Using Version Control
Introduction
This paper is a short description of what is version control and how does it work. The goal of this paper is not to be a complete in depth study of Version Control System, VCS, but an introductory view to readers who have little or no background in version control. This paper should not be taken as a paper about Software Configuration Management (SCM); version control is only a small part of a SCM system. VCS is one of the critical components of a SCM system, but in no way is it the only component in a SCM system.
Overview
One of the strengths of the Unified Process, UP, is that it looks at deployment even at the beginning of the development cycle. There are many advantages to keeping the end goal in sight at the very beginning of the project. This long-term view of source code control leads to a very deployment centric development process. The advantages a deployment centric development process is that both the customer and system maintenance become the focal point of system development. This tends to improve responsiveness to customer needs and helps to have a more successful system. Also as a side effect these customers can be either internal, external, or both and all received the same level of service.
It is within this context that version control should be viewed. There is no reasonable way version control can be done without some sort of tool being employed and a version control tool is only as good as the process that is using the tool. If development is following a sound process, then the code product created will always be a higher quality product. One author’s opinion of how important process is can be seen it their comment:
We have seen a number of projects work from considerable periods of time (months if not years) using a single mainline with no branches. The fact that they could is a testament to the soundness of their practices. [1]
In no way should these statements be taken that good SCVC and process will created better systems and system quality. There are many other factors that will contribute to creating a better system. Some of these other factors include good decomposition of the system into very small components, small changes to the system at any one time, and Test Driven Development, TDD. As it can be seen these additional factors are not really process type factors, they are implementation and management type factors. The conclusion that these additional factors should lead to is that the successful achievement of the goal is done by an over all more mature development process not just a good SCM process.
While on this note of SCM there are two types of SCM tools on the market today. These are Version Control and Process Management. [2] It is very important that these categories are kept in mind when looking at different SCM tools. If a good process already exists then Version Control type tools are all that is needed. However, if process is lacking then a Process Management type tool will be required. In selecting a version control tool there is one basic question that must be answered first: Does the tool have to fit the current process, or should the process be improved as well as a new tool? This question needs to be answered before tool selection can be done adequately.
File Locking
There are two distinct approaches to file locking in a version control system. These are Optimistic and Pessimistic. Each has its own set of advantages and problems. A version control tools is said to have Optimistic locking when it allows more than one user edit a file at the same time. A version control tool is said to have Pessimistic locking when a file can be edit only be one user at a time.

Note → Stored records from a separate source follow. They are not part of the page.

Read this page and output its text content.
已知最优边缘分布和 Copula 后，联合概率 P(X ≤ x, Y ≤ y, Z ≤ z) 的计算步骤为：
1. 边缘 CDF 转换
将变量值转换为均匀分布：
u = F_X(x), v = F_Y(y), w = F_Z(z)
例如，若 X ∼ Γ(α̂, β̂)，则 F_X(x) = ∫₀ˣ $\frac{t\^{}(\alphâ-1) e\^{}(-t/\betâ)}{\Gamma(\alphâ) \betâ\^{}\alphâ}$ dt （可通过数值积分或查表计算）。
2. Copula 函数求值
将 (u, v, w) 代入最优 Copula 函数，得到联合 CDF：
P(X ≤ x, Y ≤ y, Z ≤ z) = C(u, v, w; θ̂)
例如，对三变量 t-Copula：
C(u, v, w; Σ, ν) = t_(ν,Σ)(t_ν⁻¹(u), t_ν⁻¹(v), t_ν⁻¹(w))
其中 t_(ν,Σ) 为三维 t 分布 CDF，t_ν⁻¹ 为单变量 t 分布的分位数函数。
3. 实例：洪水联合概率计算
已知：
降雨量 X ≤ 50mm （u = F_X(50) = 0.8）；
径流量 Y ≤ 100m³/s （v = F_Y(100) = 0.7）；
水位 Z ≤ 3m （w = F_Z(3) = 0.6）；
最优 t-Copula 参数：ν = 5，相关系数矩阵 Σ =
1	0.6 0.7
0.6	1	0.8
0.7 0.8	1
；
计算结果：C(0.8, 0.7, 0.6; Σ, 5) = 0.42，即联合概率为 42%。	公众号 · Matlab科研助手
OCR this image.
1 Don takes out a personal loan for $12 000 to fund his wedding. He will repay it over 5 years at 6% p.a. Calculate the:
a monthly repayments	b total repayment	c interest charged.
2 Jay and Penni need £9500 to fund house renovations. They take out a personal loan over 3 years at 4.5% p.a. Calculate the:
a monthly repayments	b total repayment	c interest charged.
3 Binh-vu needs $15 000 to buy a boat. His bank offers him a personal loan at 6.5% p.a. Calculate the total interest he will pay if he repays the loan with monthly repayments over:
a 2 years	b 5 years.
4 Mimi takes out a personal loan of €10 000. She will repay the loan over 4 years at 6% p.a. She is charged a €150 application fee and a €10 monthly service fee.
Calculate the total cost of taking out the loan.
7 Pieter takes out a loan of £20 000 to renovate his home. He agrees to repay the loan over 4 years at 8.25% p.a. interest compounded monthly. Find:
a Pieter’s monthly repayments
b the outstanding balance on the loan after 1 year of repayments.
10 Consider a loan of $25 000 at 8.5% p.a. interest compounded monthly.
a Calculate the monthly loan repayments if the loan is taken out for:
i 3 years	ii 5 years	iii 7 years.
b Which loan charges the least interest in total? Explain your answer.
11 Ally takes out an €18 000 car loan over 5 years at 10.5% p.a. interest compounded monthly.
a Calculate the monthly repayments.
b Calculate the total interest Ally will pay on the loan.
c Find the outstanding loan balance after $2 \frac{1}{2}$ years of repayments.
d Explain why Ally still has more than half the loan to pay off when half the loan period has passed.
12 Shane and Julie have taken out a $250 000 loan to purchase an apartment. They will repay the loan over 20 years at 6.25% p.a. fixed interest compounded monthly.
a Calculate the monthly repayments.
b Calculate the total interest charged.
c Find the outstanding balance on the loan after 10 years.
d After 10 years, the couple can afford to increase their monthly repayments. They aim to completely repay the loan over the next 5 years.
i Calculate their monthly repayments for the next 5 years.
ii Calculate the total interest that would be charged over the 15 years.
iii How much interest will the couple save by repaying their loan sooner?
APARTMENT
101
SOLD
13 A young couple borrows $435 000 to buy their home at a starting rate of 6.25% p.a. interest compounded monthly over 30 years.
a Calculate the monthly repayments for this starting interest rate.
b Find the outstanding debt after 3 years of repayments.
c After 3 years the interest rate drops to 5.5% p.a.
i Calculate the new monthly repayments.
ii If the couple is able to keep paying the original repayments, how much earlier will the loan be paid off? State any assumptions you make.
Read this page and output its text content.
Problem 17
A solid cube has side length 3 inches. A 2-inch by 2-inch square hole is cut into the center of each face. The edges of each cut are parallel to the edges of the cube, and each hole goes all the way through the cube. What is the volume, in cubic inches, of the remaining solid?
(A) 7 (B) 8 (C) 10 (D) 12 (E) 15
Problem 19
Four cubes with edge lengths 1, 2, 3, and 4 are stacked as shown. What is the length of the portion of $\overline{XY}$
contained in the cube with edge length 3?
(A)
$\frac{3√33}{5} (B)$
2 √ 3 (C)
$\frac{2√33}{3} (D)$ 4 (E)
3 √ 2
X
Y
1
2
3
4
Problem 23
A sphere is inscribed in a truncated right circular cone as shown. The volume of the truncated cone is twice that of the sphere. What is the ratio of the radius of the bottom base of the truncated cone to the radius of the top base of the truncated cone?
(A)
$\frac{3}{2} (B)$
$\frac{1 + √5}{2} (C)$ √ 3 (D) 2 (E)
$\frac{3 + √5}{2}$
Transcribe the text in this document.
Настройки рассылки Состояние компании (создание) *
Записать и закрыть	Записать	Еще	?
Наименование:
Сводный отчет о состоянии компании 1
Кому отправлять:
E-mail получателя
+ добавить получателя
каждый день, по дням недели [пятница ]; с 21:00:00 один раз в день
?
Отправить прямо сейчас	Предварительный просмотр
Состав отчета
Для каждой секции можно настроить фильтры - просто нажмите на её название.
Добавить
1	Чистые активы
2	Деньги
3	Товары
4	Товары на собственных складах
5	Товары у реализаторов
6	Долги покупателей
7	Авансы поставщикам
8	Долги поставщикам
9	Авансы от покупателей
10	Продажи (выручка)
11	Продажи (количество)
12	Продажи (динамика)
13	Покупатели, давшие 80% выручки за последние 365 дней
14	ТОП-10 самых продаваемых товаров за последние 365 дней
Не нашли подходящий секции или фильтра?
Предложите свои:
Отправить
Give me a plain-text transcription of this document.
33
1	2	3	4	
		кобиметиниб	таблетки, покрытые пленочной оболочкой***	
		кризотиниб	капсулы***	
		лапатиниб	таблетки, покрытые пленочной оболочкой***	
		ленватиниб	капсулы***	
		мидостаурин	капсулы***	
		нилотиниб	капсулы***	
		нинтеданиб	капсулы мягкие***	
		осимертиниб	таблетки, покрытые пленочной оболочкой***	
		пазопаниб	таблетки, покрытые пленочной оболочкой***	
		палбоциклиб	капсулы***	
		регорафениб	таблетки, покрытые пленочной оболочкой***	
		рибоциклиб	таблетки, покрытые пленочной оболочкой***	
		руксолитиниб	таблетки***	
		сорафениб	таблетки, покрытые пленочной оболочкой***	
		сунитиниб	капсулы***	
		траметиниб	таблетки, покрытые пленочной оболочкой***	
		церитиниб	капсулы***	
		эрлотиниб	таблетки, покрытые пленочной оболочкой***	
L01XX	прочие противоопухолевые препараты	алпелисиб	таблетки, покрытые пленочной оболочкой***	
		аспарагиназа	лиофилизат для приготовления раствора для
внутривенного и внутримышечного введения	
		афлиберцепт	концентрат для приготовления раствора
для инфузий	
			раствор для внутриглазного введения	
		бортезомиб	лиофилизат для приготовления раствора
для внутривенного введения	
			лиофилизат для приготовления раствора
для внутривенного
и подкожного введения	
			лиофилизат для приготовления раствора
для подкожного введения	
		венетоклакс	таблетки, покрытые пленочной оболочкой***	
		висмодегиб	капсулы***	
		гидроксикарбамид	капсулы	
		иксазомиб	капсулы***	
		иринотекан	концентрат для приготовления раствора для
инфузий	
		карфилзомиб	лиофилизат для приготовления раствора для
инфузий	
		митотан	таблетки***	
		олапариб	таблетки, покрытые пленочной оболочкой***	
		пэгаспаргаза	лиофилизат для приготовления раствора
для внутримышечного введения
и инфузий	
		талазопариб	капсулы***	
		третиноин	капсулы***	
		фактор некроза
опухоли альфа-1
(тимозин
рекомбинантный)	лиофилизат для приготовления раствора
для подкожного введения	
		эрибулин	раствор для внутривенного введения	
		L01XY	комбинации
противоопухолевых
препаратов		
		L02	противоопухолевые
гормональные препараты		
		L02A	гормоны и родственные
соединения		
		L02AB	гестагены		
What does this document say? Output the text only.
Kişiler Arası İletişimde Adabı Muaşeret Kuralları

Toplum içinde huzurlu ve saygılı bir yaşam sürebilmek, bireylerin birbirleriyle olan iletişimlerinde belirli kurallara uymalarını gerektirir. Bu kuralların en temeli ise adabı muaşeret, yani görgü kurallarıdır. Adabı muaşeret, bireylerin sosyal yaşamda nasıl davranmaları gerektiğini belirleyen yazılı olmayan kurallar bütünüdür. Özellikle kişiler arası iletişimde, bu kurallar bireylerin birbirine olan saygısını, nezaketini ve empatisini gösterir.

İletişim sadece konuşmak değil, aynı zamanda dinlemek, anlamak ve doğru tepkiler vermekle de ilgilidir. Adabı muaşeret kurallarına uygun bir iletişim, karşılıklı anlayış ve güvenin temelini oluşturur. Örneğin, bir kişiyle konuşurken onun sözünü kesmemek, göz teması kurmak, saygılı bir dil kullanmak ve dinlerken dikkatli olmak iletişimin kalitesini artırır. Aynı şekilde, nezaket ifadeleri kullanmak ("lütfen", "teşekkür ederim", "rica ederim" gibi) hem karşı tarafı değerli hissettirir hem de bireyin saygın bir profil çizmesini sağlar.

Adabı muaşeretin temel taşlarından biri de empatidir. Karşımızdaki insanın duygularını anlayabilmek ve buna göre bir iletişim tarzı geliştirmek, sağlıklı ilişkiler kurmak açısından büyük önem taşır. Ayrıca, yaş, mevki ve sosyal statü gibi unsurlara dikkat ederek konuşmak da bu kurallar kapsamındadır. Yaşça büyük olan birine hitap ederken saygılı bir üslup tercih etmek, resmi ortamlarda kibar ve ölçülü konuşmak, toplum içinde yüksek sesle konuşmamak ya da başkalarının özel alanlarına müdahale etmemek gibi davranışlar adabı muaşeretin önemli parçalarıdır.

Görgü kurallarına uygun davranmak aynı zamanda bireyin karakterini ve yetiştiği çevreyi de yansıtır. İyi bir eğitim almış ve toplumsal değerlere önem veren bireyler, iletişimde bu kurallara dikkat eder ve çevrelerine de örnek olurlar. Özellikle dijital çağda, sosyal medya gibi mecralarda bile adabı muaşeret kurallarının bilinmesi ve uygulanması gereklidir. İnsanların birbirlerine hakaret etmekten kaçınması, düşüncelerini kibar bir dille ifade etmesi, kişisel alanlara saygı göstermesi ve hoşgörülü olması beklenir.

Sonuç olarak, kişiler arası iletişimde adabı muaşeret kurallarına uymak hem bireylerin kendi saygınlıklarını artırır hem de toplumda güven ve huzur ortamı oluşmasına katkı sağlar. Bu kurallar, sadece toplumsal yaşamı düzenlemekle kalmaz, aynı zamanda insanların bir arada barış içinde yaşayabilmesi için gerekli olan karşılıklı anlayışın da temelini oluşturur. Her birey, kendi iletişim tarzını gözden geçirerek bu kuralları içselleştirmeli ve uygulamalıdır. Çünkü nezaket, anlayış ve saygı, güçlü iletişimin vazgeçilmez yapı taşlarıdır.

Pessimistic locks run certain risks, which include:
If a developer has a file checked out and becomes sick, or goes on vacation, the file might be locked for an extended time and this can cause problems for other developers needing the file.
Even though a file is locked so no other modification can be made to it, another file that it depends on may be changed in such a way that the checked out file breaks anyway.
Optimistic locks run certain risks, which include:
Code merged many different times.
Some file type cannot be merged like graphics, or binary document files.
Pessimistic locks have certain advantages, which include:
Inherent work order process.
Forced smaller modules.
Optimistic locks have certain advantages, which include:
Faster development times.
No waiting for other developers.
Repository
There are two types of repositories found in Version Control Systems. These are Centralized and Distributed. For a little more information please refer to http://betterexplained.com/articles/intro-to-distributed-version-control-illustrated/. The oldest store in a VCS is centralized repository. Just as its name suggests all data is stored in a central location. This type of repository is good backup, undo, and synchronization. In some ways it falls short for merging and branching, but in many ways these two issues can be addressed by process.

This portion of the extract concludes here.